Writer(s): Andi Ewington & Matt Woodley
Artist: Paul Green
Cover: Cosmo White & Kinetic Underground
We got an early preview of Overrun which was available during the 2014 London Super Comic Con Now it’s here in all of it’s four issue glory for you to enjoy as the creative team takes you into the world that exists inside of your computer. Now this isn’t a digitized cyber landscape like in Tron but one that looks like our own and is populated by characters that are nods to video game and pop culture as well as computer programs and files. If you’re thinking that we’ve been on this journey before then you’d be partially correct. Though, as familiar as some of the story elements are, Ewington and Woodley inject enough originality in Overrun to keep things unpredictable and fun along the way.

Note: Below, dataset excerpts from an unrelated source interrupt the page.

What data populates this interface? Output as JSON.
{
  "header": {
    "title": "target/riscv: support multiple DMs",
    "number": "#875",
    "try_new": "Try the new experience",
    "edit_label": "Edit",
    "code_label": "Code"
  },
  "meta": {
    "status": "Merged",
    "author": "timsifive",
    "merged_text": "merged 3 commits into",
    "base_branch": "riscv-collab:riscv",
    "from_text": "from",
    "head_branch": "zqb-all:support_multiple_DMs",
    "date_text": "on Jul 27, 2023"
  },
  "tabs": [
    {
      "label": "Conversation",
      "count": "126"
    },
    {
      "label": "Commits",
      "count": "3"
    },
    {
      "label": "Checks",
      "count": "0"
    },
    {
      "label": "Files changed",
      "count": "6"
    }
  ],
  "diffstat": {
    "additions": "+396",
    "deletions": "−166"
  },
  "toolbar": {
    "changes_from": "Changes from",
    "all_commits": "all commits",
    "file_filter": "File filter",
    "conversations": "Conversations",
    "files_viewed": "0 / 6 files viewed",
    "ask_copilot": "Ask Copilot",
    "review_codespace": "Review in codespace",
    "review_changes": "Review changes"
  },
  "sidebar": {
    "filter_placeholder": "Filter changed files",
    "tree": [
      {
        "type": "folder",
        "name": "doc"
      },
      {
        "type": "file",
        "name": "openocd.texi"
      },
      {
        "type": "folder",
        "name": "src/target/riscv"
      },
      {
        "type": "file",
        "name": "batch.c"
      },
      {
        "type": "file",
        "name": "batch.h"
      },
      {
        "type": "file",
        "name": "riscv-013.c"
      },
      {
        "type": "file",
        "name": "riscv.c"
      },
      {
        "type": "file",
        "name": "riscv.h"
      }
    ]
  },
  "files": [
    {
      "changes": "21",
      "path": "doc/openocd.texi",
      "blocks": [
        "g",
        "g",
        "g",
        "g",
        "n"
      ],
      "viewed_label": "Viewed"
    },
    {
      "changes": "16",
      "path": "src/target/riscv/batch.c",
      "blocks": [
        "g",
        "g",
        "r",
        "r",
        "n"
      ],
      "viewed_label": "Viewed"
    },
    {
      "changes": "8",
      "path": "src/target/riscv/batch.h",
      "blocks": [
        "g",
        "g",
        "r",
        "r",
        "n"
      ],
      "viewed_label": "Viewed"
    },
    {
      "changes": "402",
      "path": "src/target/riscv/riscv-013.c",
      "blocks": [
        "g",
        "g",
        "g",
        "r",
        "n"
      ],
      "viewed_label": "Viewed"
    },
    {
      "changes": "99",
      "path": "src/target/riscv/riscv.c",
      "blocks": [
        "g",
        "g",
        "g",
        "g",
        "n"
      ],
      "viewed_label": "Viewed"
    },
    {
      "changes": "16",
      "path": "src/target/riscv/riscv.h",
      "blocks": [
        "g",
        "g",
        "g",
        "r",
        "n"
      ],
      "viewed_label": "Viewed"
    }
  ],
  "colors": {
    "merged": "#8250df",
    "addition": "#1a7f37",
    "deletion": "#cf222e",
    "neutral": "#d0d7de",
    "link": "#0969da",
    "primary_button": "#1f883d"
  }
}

As we enter the world of Overrun, the Hierarchy is planning to wipe everything clean and starting over. Destroying everyone and everything within and that just doesn’t sit well with a select few of the populace. Detectives McAfee and Norton are on the case as a virus outbreak kicks off cybergeddon! Various files have been turned into zombie-like creatures to spread the infection planned by the Hierarchy member, Macintosh. This is when things just kick into high gear and Ewington and Woodley don’t slow down until the last page. The “team” that comes together to fight the infection and the big bad are the most entertaining bunch of misfits you’ll get to know. It’s clearly evident that the writers wanted to keep an element of fun with these characters and it goes over quite well for most of the story. From the Mario inspired PePe to the butt kicking Lucy, and there’s even a silent ninja named Shogun. And what’s NOT to like about a ninja? Not only that, but there’s several plot twists along the way that keep you on your toes and add a few layers to the one antagonist who was a little thin on substance in the beginning and a bit too cliché for my tastes at times.

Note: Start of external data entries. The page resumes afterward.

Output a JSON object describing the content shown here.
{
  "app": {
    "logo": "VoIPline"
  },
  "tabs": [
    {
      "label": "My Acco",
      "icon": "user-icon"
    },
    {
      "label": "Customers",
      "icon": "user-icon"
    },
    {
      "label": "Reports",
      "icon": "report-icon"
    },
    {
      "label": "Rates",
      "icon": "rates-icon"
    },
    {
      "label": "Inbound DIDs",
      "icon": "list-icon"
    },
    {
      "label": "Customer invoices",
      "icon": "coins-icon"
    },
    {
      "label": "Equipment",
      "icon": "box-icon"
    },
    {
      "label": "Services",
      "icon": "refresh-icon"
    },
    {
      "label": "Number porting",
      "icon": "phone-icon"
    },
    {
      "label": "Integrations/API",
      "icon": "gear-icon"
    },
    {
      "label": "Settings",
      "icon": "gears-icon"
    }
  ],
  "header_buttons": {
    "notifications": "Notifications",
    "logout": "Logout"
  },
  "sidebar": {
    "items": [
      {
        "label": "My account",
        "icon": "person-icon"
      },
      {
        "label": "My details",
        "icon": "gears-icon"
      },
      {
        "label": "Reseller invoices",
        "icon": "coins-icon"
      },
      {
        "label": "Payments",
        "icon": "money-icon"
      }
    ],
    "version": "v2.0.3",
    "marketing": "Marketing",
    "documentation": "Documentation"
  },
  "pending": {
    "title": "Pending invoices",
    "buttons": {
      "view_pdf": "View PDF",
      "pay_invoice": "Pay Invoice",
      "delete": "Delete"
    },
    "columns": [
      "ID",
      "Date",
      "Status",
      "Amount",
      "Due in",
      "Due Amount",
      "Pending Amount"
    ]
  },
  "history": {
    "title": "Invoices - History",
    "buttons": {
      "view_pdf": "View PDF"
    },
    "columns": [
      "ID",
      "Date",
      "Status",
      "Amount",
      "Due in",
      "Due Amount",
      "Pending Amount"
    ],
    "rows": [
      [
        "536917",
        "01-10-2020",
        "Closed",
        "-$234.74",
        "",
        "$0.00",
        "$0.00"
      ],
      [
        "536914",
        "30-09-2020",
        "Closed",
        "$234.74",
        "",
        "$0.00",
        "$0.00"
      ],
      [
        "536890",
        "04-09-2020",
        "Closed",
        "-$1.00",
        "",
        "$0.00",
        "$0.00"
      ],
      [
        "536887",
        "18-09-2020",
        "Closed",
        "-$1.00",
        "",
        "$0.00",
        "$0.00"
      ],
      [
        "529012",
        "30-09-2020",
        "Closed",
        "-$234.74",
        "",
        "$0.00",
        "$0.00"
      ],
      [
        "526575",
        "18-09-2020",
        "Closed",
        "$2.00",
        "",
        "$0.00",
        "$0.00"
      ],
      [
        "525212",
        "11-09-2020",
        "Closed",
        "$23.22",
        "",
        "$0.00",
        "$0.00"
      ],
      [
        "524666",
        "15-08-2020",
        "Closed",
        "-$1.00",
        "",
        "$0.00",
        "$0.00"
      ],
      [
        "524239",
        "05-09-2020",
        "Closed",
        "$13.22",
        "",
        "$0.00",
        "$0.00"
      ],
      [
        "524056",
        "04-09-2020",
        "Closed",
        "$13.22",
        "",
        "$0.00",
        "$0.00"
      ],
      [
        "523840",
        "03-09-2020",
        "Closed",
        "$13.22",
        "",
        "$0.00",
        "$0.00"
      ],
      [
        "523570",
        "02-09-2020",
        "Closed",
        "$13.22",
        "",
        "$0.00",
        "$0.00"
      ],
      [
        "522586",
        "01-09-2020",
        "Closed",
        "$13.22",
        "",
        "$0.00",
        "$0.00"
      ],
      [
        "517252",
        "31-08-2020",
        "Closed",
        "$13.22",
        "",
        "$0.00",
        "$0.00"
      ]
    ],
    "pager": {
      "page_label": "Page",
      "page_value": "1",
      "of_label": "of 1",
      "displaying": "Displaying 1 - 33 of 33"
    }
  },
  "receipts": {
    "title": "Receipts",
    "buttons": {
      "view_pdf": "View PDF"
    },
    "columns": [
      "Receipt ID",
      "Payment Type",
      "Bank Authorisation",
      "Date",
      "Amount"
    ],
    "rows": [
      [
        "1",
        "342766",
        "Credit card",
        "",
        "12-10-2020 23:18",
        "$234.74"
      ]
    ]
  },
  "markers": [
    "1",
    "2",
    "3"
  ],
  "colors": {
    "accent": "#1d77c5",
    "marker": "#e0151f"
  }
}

Paul Green maintains some pretty slick visuals that keep up with the pacing of the story when it needs to. He’s got a very animated style that gives you the feeling that you should be watching this instead of reading it at times. Sometimes the action scenes are a bit confusing because there’s just so much to see as he doesn’t skimp on the detail whether it’s the cityscape or the characters themselves. The final battle that takes place is just pretty brutal and looks so good that you’d want it to go on for a while longer after it’s all over. Just as good as Green handles the action he also does well when the characters are sitting around talking or when the bad guys are being creepy. I’ll also admit that as much as Macintosh didn’t impress me, he is one cool looking evil businessman.
Overrun juggles several genres and at no time does it drop the ball. From the many references it does make to our real world and video game and computer culture at no point does it get annoying. Ewington and Woodley let the story speak for itself and it’s one that keeps you locked in from start to finish.